Again no intuition. Another common reference I have seen is hot-dog which produces results of a panting dog not a fast food product. The answer was a pure logical response based on sensory attributes of the two words.
They also tend to show a lack of awareness for the knowledge they share with those they are communicating with and will mention people or things for which others do not have a reference.
A loss of relational or intuitive information and only the literal, localised reference remains. I’m sure if you gave them additional attributes, time, date, location when they had shared this information with you, they would remember. The issue is a loss of contextual information.
and, most significantly, in compiling information about the individual elements together to understand the situation at-large.
Big picture, this is the purpose of value based judgements and intuition. Back to
avian brain studies, the right hemisphere has evolved to identify predators. It expands to seek possibility. As the avian brain lacks a corpus callosum, the left eye will scan the surroundings for predator, the right eye will be scanning the ground for seeds amongst the pebbles.
Beeman (1993) cites a patient who mentioned his ability to read “straightforward texts” but noted that he had stopped reading novels with multiple characters as, in the patient’s words, “I can’t put it all together.”
Same issue as above. The capacity to construct complex environments, including moving objects and entities with personalities has been lost. The capacity to assign intent to an object is critical for survival. A stick and snake could share the same attributes. However, the right hemisphere can associate movement with predatory intent.

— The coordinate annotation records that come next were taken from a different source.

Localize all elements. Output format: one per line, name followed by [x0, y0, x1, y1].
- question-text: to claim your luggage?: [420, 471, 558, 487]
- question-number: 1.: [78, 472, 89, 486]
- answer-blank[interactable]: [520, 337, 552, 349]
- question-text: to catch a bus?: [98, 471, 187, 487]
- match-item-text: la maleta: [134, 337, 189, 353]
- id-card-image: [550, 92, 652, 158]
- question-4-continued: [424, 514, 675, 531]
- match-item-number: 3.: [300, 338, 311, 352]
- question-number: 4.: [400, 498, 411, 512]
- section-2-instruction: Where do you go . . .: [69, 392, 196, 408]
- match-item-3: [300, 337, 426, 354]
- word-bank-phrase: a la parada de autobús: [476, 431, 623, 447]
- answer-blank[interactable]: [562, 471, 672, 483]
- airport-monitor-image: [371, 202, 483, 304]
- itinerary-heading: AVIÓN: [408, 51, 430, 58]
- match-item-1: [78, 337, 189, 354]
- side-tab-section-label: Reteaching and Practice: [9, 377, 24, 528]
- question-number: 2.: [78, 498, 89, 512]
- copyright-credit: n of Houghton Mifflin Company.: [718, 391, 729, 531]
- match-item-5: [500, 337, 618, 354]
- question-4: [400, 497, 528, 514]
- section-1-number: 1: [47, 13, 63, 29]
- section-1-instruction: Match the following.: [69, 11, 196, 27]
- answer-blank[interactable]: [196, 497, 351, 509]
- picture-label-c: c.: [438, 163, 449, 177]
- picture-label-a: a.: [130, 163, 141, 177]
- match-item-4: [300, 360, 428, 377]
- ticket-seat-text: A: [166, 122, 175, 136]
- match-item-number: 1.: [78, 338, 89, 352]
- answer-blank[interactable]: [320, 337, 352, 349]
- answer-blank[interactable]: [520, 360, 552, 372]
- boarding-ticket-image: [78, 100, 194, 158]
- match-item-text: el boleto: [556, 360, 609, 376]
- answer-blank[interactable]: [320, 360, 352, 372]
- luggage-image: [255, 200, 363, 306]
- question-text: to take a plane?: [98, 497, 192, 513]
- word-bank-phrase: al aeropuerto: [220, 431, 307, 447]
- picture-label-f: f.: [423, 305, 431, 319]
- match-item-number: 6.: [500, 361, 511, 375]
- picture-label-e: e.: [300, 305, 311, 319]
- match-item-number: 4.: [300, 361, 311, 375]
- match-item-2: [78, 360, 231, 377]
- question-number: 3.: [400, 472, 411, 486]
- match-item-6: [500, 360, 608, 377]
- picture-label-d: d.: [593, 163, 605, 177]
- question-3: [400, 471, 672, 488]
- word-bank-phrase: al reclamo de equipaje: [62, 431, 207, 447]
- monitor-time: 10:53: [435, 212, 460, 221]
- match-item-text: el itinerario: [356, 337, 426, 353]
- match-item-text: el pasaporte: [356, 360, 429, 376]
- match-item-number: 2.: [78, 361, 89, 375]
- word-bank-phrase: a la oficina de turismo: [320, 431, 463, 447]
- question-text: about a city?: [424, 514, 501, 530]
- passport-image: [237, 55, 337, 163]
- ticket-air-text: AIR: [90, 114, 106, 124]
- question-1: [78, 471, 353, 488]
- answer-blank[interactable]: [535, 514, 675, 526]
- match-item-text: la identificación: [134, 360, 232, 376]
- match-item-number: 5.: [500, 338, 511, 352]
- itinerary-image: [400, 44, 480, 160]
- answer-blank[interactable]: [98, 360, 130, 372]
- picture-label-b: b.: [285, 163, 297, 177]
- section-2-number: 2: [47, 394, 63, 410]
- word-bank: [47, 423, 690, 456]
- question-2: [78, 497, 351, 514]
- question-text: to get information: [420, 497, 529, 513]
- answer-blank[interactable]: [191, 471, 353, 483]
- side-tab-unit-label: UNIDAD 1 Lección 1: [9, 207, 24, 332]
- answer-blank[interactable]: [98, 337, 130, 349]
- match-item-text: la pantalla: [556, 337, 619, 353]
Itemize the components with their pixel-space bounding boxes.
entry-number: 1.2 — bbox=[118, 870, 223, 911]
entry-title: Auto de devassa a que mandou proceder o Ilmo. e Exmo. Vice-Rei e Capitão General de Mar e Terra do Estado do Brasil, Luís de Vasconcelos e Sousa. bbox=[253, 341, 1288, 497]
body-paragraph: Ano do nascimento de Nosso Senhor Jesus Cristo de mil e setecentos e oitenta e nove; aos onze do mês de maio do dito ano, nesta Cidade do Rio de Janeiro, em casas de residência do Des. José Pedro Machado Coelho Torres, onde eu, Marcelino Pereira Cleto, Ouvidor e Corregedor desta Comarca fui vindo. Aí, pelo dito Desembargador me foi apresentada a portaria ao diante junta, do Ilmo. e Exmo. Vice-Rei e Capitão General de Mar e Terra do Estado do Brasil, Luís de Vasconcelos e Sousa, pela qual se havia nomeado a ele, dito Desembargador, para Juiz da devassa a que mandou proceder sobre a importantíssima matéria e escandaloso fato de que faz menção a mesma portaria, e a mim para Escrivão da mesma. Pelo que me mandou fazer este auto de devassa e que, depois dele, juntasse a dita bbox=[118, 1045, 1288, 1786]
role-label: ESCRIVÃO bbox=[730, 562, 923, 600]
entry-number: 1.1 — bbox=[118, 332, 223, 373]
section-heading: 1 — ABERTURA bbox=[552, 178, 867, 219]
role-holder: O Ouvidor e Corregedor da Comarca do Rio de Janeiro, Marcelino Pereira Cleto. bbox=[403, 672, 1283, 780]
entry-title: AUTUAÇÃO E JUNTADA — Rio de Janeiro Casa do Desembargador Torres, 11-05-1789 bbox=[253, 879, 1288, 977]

Ok, so that was cherry picking and it is Wikipedia, but I’m just trying to establish reasonable doubt. Iain Mcgilchrist's book: The Master and His Emissary: The Divided Brain and the Making of the Western World, goes into much greater detail of hemisphere lateralisation and cites many papers. It is a good read that I would recommend.
So it is not so much that the hemispheres are performing different functions; they both seperate / combine, store / recall the same subjective and objective experience; just in different ways. The left: objects and attributes (nodes, vertices, edges), the right: networks and relationships (edges, links, lines);
as in a graph.
It makes for a very neat error tolerant system as a complete relational network without objects, or all the objects without relationships will still allow you to decipher much of the other hemispheres information to make a very neat error correcting stripped array.
I went looking for this array style but it does not appear to be in use… could be a nice patent opportunity.
Just one last thing. The cerebellum does have many functions that are Sensory in nature so I suspect there is a higher alignment between the left and this structure. Likewise, Feeling is intertwined with emotion, so the limbic system and other deep structures is probably more closely aligned with the right. If that is the case, there should be evidence to support this.